DEPLOY_NAMESPACE="admin"

In [3]:
def get_minio():
    return Minio(MINIO_HOST,
                    access_key=MINIO_ACCESS_KEY,
                    secret_key=MINIO_SECRET_KEY,
                    secure=False)

In [4]:
minioClient = get_minio()
buckets = minioClient.list_buckets()
for bucket in buckets:
    print(bucket.name, bucket.creation_date)

mlpipeline 2020-07-04 08:55:55.417000+00:00
mybucket 2020-07-17 09:54:33.136000+00:00
seldon 2020-07-24 19:24:13.525000+00:00


In [5]:
if not minioClient.bucket_exists(MINIO_MODEL_BUCKET):
    minioClient.make_bucket(MINIO_MODEL_BUCKET)

## Train Model

In [6]:
adult = fetch_adult()
adult.keys()

dict_keys(['data', 'target', 'feature_names', 'target_names', 'category_map'])

In [7]:
data = adult.data
target = adult.target
feature_names = adult.feature_names
category_map = adult.category_map

Note that for your own datasets you can use our utility function [gen_category_map](../api/alibi.utils.data.rst) to create the category map:

In [8]:
from alibi.utils.data import gen_category_map

Define shuffled training and test set

In [9]:
np.random.seed(0)
data_perm = np.random.permutation(np.c_[data, target])
data = data_perm[:,:-1]
target = data_perm[:,-1]

In [10]:
idx = 30000
X_train,Y_train = data[:idx,:], target[:idx]
X_test, Y_test = data[idx+1:,:], target[idx+1:]

### Create feature transformation pipeline
Create feature pre-processor. Needs to have 'fit' and 'transform' methods. Different types of pre-processing can be applied to all or part of the features.

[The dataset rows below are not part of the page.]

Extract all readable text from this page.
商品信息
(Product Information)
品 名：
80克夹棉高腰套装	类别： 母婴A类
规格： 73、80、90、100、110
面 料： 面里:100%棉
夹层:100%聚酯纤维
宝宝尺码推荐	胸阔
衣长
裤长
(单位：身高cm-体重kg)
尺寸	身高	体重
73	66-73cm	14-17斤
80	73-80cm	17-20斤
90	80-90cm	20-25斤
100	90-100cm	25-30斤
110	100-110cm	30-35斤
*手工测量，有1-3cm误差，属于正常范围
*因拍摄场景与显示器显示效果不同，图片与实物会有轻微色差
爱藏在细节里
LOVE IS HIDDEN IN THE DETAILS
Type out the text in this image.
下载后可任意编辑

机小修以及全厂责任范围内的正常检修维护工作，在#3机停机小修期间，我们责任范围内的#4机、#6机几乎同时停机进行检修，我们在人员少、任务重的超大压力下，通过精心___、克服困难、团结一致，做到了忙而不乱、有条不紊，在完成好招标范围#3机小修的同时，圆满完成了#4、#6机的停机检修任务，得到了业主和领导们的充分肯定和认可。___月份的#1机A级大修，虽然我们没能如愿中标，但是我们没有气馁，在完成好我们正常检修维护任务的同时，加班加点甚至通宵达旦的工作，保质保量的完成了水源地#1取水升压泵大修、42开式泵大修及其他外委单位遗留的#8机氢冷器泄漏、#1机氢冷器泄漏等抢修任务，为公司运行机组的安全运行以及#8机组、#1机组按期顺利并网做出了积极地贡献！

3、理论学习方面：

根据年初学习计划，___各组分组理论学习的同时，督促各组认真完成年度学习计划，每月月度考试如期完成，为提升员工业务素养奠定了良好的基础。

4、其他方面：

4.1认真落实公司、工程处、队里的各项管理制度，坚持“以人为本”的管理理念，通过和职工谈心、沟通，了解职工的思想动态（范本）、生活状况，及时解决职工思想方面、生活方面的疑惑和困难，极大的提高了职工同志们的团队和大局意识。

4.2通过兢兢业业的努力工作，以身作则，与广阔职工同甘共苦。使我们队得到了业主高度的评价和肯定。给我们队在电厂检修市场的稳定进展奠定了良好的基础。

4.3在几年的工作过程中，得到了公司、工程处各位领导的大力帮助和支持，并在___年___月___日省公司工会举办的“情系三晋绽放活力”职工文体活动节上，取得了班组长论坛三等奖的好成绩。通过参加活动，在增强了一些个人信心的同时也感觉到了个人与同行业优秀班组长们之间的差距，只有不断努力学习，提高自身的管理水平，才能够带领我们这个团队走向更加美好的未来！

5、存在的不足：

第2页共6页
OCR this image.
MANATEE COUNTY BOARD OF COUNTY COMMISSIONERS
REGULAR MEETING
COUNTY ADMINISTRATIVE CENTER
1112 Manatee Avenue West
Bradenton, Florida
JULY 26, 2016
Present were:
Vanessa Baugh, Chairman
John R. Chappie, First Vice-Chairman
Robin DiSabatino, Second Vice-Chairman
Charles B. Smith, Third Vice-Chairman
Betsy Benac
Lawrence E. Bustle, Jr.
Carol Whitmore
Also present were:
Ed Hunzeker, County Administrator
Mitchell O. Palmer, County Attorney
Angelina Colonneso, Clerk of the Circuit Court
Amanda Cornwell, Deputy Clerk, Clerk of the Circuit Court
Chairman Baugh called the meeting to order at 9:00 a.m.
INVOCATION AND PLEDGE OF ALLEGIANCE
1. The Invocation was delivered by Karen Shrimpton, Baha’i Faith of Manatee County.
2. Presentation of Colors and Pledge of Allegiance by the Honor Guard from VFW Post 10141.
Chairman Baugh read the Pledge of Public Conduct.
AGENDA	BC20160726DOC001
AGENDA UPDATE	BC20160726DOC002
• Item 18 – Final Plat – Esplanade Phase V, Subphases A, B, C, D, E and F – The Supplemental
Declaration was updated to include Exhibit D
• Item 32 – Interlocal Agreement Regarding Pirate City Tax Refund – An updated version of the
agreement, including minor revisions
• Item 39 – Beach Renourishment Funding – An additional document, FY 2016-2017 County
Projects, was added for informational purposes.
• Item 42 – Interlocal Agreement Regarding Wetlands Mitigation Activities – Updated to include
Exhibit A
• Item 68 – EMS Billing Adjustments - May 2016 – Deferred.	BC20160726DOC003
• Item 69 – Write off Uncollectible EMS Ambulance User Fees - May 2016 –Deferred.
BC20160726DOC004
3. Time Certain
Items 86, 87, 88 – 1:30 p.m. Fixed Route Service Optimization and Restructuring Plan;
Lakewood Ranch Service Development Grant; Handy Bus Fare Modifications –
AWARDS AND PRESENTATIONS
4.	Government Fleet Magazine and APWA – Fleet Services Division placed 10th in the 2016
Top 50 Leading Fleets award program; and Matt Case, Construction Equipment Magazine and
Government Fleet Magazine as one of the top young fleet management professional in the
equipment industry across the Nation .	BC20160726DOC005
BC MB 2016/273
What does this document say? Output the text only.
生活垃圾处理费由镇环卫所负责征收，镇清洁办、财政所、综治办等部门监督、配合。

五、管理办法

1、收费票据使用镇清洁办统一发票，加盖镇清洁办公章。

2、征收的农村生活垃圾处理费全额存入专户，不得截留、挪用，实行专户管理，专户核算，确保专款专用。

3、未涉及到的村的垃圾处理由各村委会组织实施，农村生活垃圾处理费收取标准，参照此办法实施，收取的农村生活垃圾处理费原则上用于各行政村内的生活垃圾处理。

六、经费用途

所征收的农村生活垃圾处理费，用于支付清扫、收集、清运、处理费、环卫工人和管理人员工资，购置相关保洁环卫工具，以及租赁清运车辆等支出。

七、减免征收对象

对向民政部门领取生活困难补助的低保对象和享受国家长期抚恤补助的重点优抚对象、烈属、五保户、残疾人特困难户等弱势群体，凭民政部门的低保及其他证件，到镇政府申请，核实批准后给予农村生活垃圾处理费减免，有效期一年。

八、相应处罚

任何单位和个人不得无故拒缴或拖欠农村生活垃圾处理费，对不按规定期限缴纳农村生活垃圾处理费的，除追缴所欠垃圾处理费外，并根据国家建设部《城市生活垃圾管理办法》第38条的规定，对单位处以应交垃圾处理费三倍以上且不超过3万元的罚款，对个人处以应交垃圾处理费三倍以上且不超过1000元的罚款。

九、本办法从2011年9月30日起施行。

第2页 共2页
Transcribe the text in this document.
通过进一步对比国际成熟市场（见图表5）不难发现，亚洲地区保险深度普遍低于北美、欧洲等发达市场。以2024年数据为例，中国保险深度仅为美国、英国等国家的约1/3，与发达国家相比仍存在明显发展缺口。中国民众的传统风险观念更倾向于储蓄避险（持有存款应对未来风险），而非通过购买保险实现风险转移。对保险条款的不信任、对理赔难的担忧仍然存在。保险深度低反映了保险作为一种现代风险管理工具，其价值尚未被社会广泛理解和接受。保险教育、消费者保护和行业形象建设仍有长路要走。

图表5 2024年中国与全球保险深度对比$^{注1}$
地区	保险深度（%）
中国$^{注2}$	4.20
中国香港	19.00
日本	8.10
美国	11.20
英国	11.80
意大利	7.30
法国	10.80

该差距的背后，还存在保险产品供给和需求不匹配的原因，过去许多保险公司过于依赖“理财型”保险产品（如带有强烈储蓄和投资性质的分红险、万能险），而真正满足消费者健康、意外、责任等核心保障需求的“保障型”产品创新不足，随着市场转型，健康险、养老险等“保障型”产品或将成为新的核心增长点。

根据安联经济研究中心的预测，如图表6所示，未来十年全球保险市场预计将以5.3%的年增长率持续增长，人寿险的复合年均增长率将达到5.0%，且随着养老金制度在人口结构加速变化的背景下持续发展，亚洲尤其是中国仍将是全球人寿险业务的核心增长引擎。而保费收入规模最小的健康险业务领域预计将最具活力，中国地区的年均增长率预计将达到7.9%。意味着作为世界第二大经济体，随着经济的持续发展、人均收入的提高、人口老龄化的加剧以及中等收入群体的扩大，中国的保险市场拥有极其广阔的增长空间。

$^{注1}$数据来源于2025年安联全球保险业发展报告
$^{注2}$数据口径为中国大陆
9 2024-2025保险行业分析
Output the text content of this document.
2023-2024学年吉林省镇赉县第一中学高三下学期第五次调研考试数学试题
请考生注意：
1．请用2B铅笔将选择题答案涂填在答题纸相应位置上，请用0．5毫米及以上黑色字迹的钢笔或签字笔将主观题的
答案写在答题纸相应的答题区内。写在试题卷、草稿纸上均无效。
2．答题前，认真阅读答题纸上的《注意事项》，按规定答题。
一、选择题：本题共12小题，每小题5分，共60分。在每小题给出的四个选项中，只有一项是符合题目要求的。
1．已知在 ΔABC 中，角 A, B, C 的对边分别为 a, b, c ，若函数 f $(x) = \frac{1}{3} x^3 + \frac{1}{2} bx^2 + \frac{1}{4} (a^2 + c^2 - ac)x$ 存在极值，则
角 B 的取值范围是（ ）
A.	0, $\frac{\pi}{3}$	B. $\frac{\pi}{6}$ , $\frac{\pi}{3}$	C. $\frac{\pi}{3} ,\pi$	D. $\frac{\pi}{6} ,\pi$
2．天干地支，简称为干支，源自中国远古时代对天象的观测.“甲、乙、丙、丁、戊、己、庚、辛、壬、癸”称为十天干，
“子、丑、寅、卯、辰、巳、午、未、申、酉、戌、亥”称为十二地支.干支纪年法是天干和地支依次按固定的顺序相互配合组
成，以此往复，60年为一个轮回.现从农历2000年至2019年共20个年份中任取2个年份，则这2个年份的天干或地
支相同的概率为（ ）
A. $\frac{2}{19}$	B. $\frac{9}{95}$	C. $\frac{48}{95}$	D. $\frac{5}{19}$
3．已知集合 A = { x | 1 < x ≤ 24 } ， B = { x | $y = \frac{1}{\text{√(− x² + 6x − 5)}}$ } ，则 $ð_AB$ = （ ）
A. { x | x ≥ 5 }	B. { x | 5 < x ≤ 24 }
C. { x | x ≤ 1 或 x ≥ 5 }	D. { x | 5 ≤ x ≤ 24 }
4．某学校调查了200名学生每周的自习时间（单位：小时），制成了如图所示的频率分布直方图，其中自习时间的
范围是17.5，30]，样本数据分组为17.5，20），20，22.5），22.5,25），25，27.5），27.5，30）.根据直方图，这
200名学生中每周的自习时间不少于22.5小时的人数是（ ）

In the example below we will standardize ordinal features and apply one-hot-encoding to categorical features.

Ordinal features:

In [11]:
ordinal_features = [x for x in range(len(feature_names)) if x not in list(category_map.keys())]
ordinal_transformer = Pipeline(steps=[('imputer', SimpleImputer(strategy='median')),
                                      ('scaler', StandardScaler())])

Categorical features:

In [12]:
categorical_features = list(category_map.keys())
categorical_transformer = Pipeline(steps=[('imputer', SimpleImputer(strategy='median')),
                                          ('onehot', OneHotEncoder(handle_unknown='ignore'))])

Combine and fit:

In [13]:
preprocessor = ColumnTransformer(transformers=[('num', ordinal_transformer, ordinal_features),
                                               ('cat', categorical_transformer, categorical_features)])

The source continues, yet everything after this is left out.